Supports located at 66.00$, 65.30$ and 64.00$.
Last week the price failed to hold on to 68.00$ due to profit booking. Hedge funds increase long bets according to the U.S Commodity Futures Trading Commission and the U.S oil rig count falls to lowest level since April 2018 according to Baker Hughes should support the crude oil price in the near term.
On top of these the crude oil broadly well supported by supply cuts led by US sanctions against Venezuela and supply cuts by OPEC.
Saudi signals OPEC may need to extend oil cuts until end-2019, Reuters said in a note. “Saudi Arabia said on Sunday OPEC’s job in rebalancing the oil market was far from done as global inventories were still rising despite harsh U.S. sanctions on Iran and Venezuela, signalling it may need to expand output cuts into the second half of 2019.”.

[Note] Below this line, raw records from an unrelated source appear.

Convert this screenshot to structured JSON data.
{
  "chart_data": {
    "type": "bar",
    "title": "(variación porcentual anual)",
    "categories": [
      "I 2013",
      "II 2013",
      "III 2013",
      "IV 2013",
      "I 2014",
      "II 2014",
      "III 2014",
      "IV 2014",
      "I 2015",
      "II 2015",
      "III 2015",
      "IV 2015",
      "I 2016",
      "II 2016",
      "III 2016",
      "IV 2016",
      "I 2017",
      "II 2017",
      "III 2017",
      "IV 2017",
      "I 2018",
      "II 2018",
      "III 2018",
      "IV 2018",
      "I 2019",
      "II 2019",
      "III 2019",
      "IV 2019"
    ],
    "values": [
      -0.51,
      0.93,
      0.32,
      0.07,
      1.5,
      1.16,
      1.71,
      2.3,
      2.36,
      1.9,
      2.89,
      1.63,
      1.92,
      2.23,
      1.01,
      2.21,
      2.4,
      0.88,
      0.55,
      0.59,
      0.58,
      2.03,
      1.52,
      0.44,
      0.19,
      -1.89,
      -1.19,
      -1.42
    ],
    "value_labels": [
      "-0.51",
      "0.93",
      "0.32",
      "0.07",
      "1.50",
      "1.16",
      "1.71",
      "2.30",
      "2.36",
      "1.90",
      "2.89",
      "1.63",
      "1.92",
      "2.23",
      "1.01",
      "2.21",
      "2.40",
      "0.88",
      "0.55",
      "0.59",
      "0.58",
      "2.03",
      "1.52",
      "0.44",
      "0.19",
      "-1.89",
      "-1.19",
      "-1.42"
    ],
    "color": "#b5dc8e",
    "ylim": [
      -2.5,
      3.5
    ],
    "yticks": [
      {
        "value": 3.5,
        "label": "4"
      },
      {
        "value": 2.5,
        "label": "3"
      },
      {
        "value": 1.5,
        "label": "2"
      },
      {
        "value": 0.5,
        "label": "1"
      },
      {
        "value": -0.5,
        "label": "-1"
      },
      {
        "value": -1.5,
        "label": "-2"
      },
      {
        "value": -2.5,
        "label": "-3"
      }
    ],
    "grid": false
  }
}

In its latest Oil Market report IEA said: “On the basis of solid oil demand growth, modest declines in OPEC production due to Iran and Venezuela, and rising US output, the market could show a modest surplus in 1Q19, before flipping into deficit in 2Q19 by about 0.5 mb/d”.
It is important to always keep in mind the risks involved in trading with leveraged instruments.